A tentativa de censura imposta pelo prefeito Marcelo Crivella não foi aceita pela Justiça nem pelos participantes da Bienal do Livro do Rio de Janeiro. A organizadora, GL Eventos, editoras e escritores se rebelaram contra a determinação autoritária de retirada de livros de temática LGBT. Segundo o prefeito, o “homossexualismo” não deve ser acessível a jovens e crianças.
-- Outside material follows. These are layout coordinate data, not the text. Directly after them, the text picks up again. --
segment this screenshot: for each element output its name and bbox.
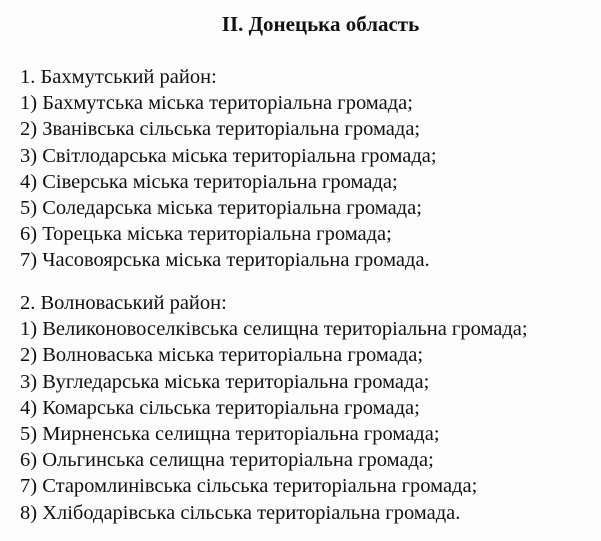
community-list-item: 4) Сіверська міська територіальна громада; (20, 170, 398, 193)
community-list-item: 7) Старомлинівська сільська територіальна громада; (20, 475, 478, 498)
community-list-item: 5) Мирненська селищна територіальна громада; (20, 423, 440, 446)
community-list-item: 6) Торецька міська територіальна громада; (20, 223, 392, 246)
community-list-item: 4) Комарська сільська територіальна громада; (20, 396, 420, 419)
community-list-item: 7) Часовоярська міська територіальна громада. (20, 249, 430, 272)
community-list-item: 6) Ольгинська селищна територіальна громада; (20, 449, 434, 472)
district-heading: 1. Бахмутський район: (20, 66, 217, 88)
district-section-bakhmut (20, 64, 595, 274)
community-list-item: 2) Волноваська міська територіальна громада; (20, 344, 424, 367)
community-list-item: 1) Бахмутська міська територіальна громада; (20, 92, 413, 115)
district-section-volnovakha (20, 290, 595, 526)
community-list-item: 3) Вугледарська міська територіальна громада; (20, 370, 430, 393)
community-list-item: 2) Званівська сільська територіальна громада; (20, 118, 421, 141)
community-list-item: 5) Соледарська міська територіальна громада; (20, 197, 422, 220)
community-list-item: 3) Світлодарська міська територіальна громада; (20, 144, 437, 167)
district-heading: 2. Волноваський район: (20, 292, 227, 314)
community-list-item: 8) Хлібодарівська сільська територіальна громада. (20, 501, 461, 524)
document-title: II. Донецька область (221, 12, 420, 36)
community-list-item: 1) Великоновоселківська селищна територіальна громада; (20, 318, 528, 341)
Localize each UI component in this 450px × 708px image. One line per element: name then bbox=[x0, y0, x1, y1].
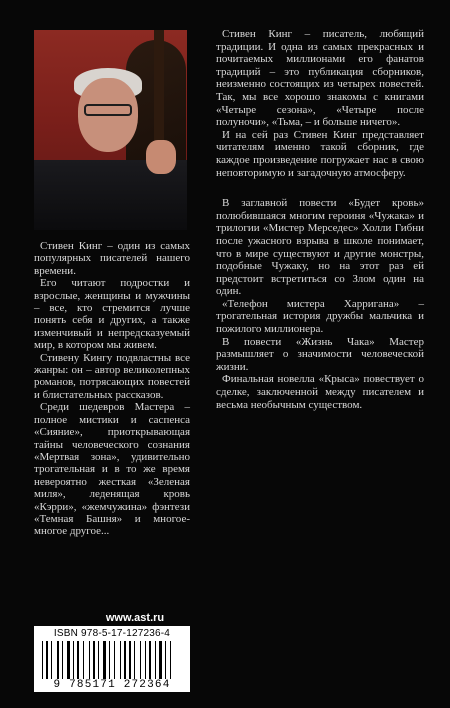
bio-paragraph: Стивену Кингу подвластны все жанры: он – автор великолепных романов, потрясающих повестей и блистательных рассказов. bbox=[34, 351, 190, 401]
barcode-bar bbox=[165, 641, 166, 679]
annotation-paragraph: И на сей раз Стивен Кинг представляет читателям именно такой сборник, где каждое произведение погружает нас в свою неповторимую и загадочную атмосферу. bbox=[216, 128, 424, 179]
barcode-bar bbox=[124, 641, 126, 679]
barcode-bar bbox=[159, 641, 162, 679]
barcode-bar bbox=[114, 641, 115, 679]
barcode-bar bbox=[51, 641, 52, 679]
book-annotation bbox=[216, 28, 424, 411]
annotation-paragraph: «Телефон мистера Харригана» – трогательная история дружбы мальчика и пожилого миллионера. bbox=[216, 297, 424, 336]
barcode-bar bbox=[73, 641, 74, 679]
barcode-bar bbox=[67, 641, 70, 679]
barcode-bar bbox=[155, 641, 156, 679]
section-gap bbox=[216, 179, 424, 197]
barcode-bar bbox=[42, 641, 43, 679]
barcode-bar bbox=[62, 641, 63, 679]
barcode-bar bbox=[170, 641, 171, 679]
barcode bbox=[34, 626, 190, 692]
barcode-bar bbox=[134, 641, 135, 679]
annotation-paragraph: Финальная новелла «Крыса» повествует о сделке, заключенной между писателем и весьма необычным существом. bbox=[216, 373, 424, 411]
barcode-bar bbox=[129, 641, 131, 679]
author-photo bbox=[34, 30, 187, 230]
author-hand bbox=[146, 140, 176, 174]
barcode-bar bbox=[149, 641, 151, 679]
isbn-label: ISBN 978-5-17-127236-4 bbox=[53, 628, 171, 639]
annotation-paragraph: Стивен Кинг – писатель, любящий традиции. И одна из самых прекрасных и почитаемых миллионами его фанатов традиций – это публикация сборников, неизменно состоящих из четырех повестей. Так, мы все хорошо знакомы с книгами «Четыре сезона», «Четыре после полуночи», «Тьма, – и больше ничего». bbox=[216, 28, 424, 129]
publisher-website: www.ast.ru bbox=[105, 612, 165, 624]
bio-paragraph: Стивен Кинг – один из самых популярных писателей нашего времени. bbox=[34, 240, 190, 277]
ean-digits: 9 785171 272364 bbox=[53, 679, 171, 691]
bio-paragraph: Среди шедевров Мастера – полное мистики и саспенса «Сияние», приоткрывающая тайны человеческого сознания «Мертвая зона», удивительно трогательная и в то же время невероятно жесткая «Зеленая миля», леденящая кровь «Кэрри», «жемчужина» фэнтези «Темная Башня» и многое-многое другое... bbox=[34, 401, 190, 538]
author-bio bbox=[34, 240, 190, 538]
guitar-neck bbox=[154, 30, 164, 150]
annotation-paragraph: В повести «Жизнь Чака» Мастер размышляет о значимости человеческой жизни. bbox=[216, 335, 424, 373]
barcode-bar bbox=[83, 641, 84, 679]
barcode-bar bbox=[77, 641, 79, 679]
bio-paragraph: Его читают подростки и взрослые, женщины и мужчины – все, кто стремится лучше понять себя и других, а также изменчивый и непредсказуемый мир, в котором мы живем. bbox=[34, 277, 190, 352]
barcode-bar bbox=[145, 641, 146, 679]
barcode-bar bbox=[120, 641, 121, 679]
barcode-bars bbox=[38, 641, 186, 679]
barcode-bar bbox=[98, 641, 99, 679]
barcode-bar bbox=[57, 641, 59, 679]
author-glasses bbox=[84, 104, 132, 116]
barcode-bar bbox=[89, 641, 90, 679]
barcode-bar bbox=[103, 641, 106, 679]
barcode-bar bbox=[46, 641, 48, 679]
barcode-bar bbox=[93, 641, 95, 679]
annotation-paragraph: В заглавной повести «Будет кровь» полюбившаяся многим героиня «Чужака» и трилогии «Мистер Мерседес» Холли Гибни после ужасного взрыва в школе понимает, что в мире существуют и другие монстры, подобные Чужаку, но на этот раз ей предстоит встретиться со Злом один на один. bbox=[216, 197, 424, 298]
barcode-bar bbox=[109, 641, 110, 679]
barcode-bar bbox=[140, 641, 141, 679]
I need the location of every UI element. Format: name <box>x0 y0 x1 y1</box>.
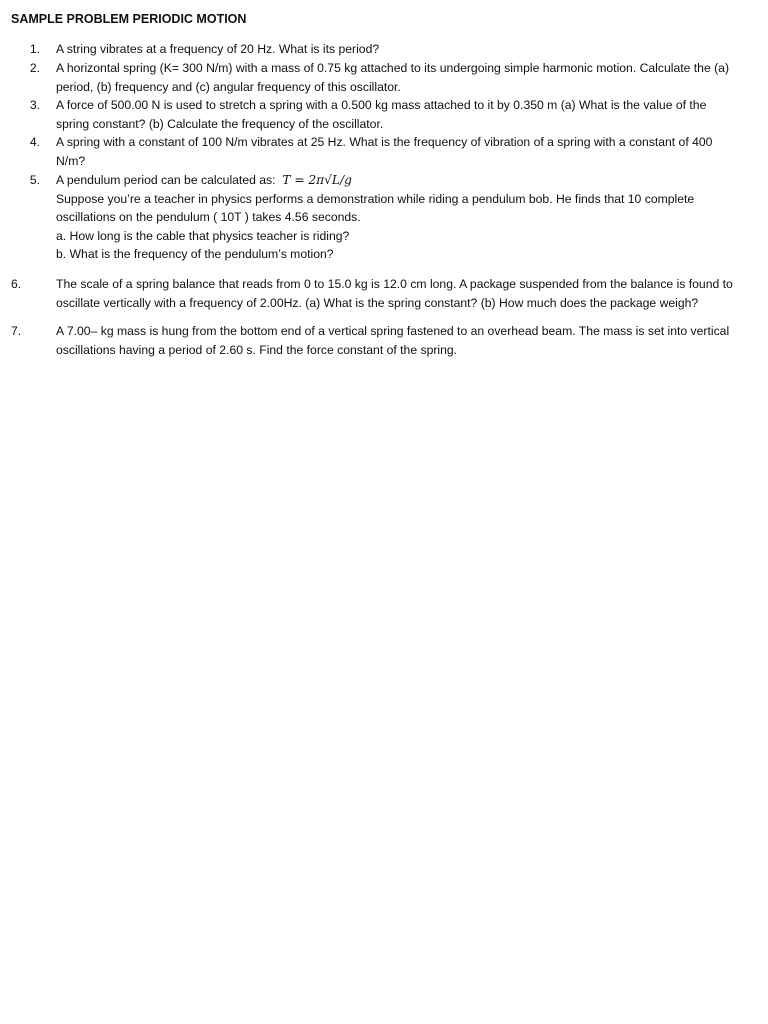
problem-text <box>56 171 760 264</box>
problem-text <box>56 59 760 96</box>
problem-number: 5. <box>29 173 40 187</box>
formula-intro: A pendulum period can be calculated as: <box>56 173 276 187</box>
problem-text <box>56 275 760 312</box>
problem-line: spring constant? (b) Calculate the frequency of the oscillator. <box>56 116 384 131</box>
problem-subquestion-a: a. How long is the cable that physics teacher is riding? <box>56 228 350 243</box>
problem-number: 4. <box>29 135 40 149</box>
problem-line: oscillations on the pendulum ( 10T ) takes 4.56 seconds. <box>56 210 361 225</box>
problem-line: oscillate vertically with a frequency of 2.00Hz. (a) What is the spring constant? (b) How much does the package weigh? <box>56 295 699 310</box>
pendulum-formula: T = 2π√L/g <box>282 173 352 187</box>
problem-line: N/m? <box>56 153 86 168</box>
document-title: SAMPLE PROBLEM PERIODIC MOTION <box>11 12 247 26</box>
problem-number: 1. <box>29 42 40 56</box>
problem-line: A string vibrates at a frequency of 20 Hz. What is its period? <box>56 42 380 56</box>
problem-text <box>56 96 760 133</box>
problem-number: 3. <box>29 98 40 112</box>
problem-number: 2. <box>29 61 40 75</box>
problem-line: oscillations having a period of 2.60 s. Find the force constant of the spring. <box>56 342 458 357</box>
problem-text <box>56 133 760 170</box>
problem-line: A 7.00– kg mass is hung from the bottom end of a vertical spring fastened to an overhead beam. The mass is set into vertical <box>56 324 730 338</box>
problem-number: 6. <box>11 277 22 291</box>
problem-text <box>56 322 760 359</box>
problem-text <box>56 40 760 59</box>
problem-line: The scale of a spring balance that reads from 0 to 15.0 kg is 12.0 cm long. A package suspended from the balance is found to <box>56 277 733 291</box>
problem-line: Suppose you’re a teacher in physics performs a demonstration while riding a pendulum bob. He finds that 10 complete <box>56 191 695 206</box>
problem-number: 7. <box>11 324 22 338</box>
problem-line <box>56 171 760 190</box>
problem-line: period, (b) frequency and (c) angular frequency of this oscillator. <box>56 79 401 94</box>
problem-line: A force of 500.00 N is used to stretch a spring with a 0.500 kg mass attached to it by 0.350 m (a) What is the value of the <box>56 98 707 112</box>
problem-subquestion-b: b. What is the frequency of the pendulum’s motion? <box>56 247 334 262</box>
problem-line: A spring with a constant of 100 N/m vibrates at 25 Hz. What is the frequency of vibration of a spring with a constant of 400 <box>56 135 713 149</box>
problem-line: A horizontal spring (K= 300 N/m) with a mass of 0.75 kg attached to its undergoing simple harmonic motion. Calculate the (a) <box>56 61 730 75</box>
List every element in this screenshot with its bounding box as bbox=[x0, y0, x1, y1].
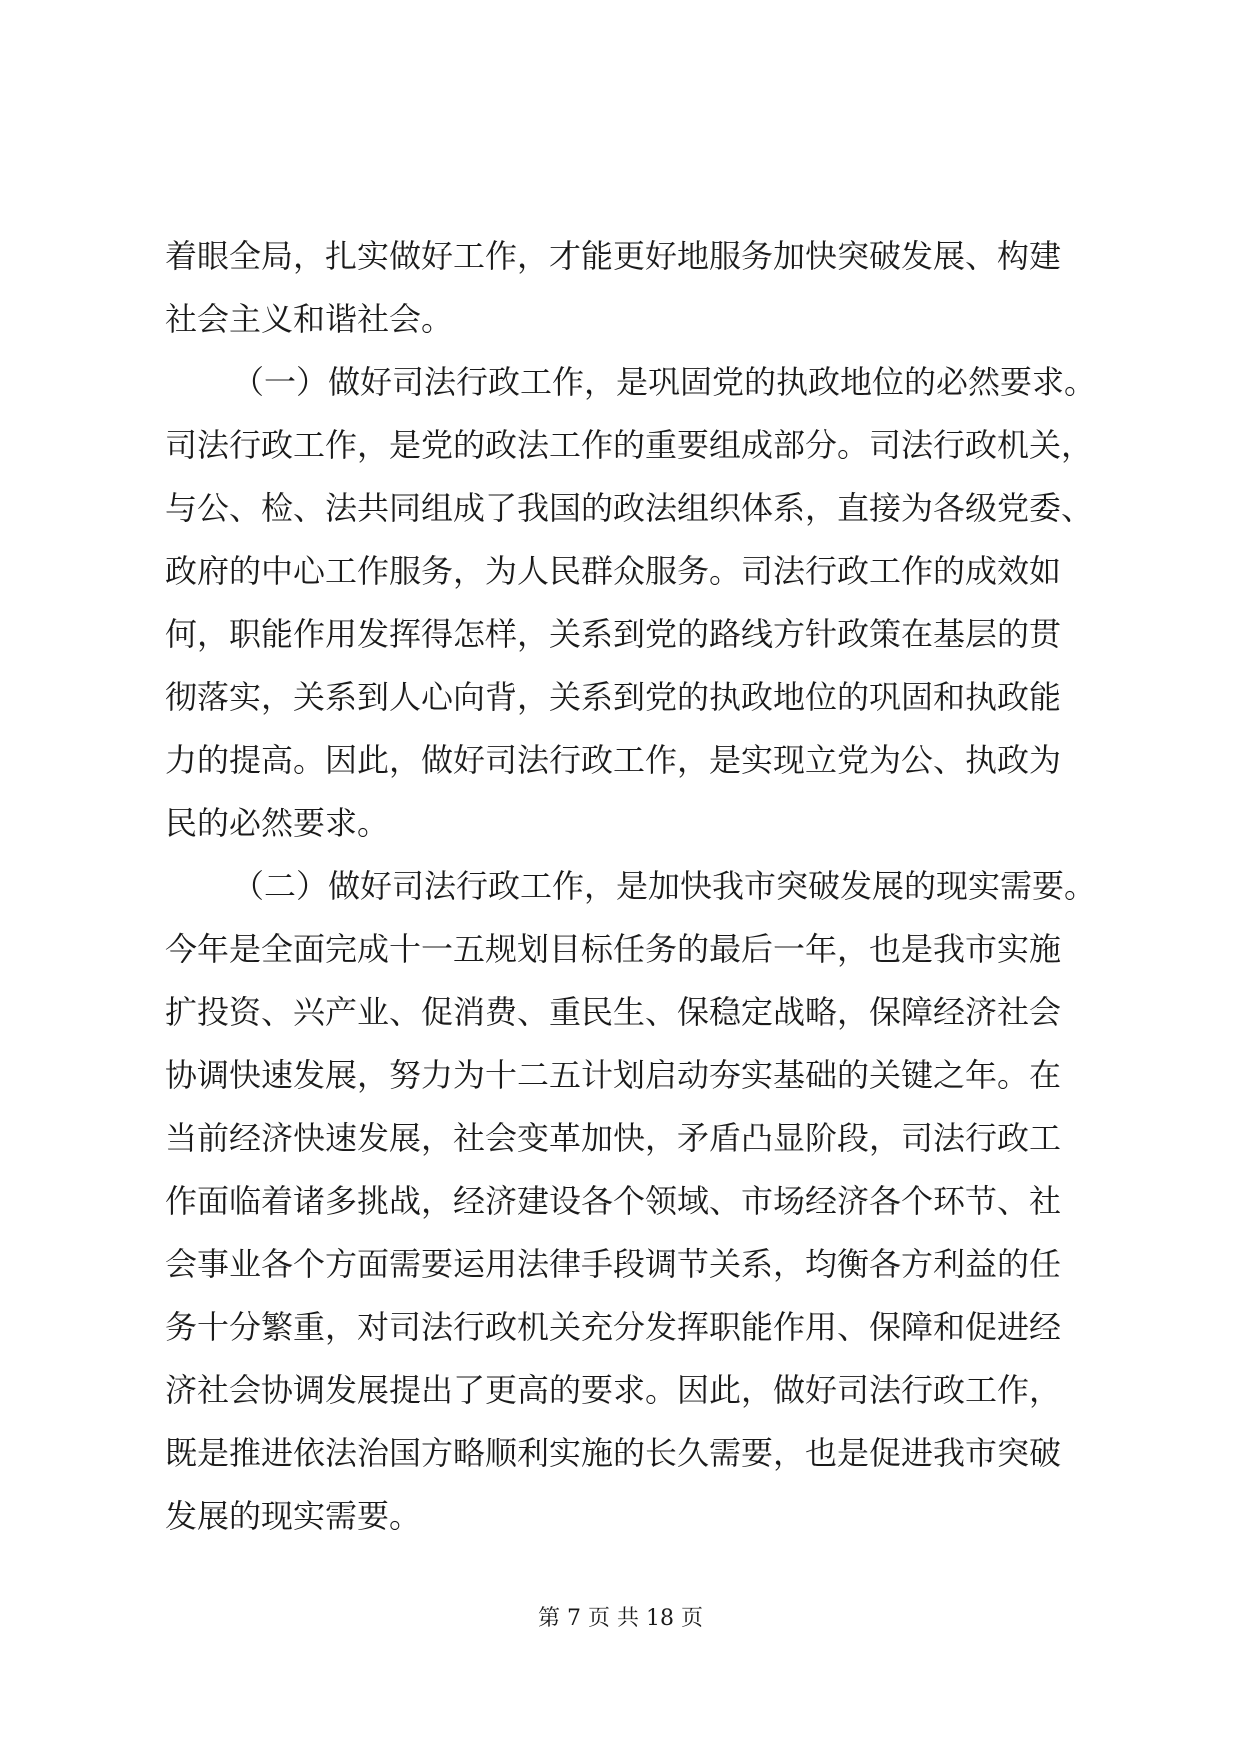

Nessa cruzada, ele tentou retirar quadrinhos e romances infanto-juvenis das prateleiras e colocar avisos “+18” em publicações que passavam longe do erotismo.

Criticado por sua gestão à frente da prefeitura, a cruzada de Marcelo Crivella pelo mar da moral e dos bons costumes contra a Bienal do Livro começou na noite de quinta-feira, quando postou um vídeo em que dizia que determinou aos organizadores do evento que recolhessem livros “com conteúdos impróprios para menores”. O alvo principal foi a história em quadrinhos da Marvel “Vingadores – a cruzada das crianças”. A publicação, que traz um beijo entre dois heróis, esgotou após a “ordem” de Crivella.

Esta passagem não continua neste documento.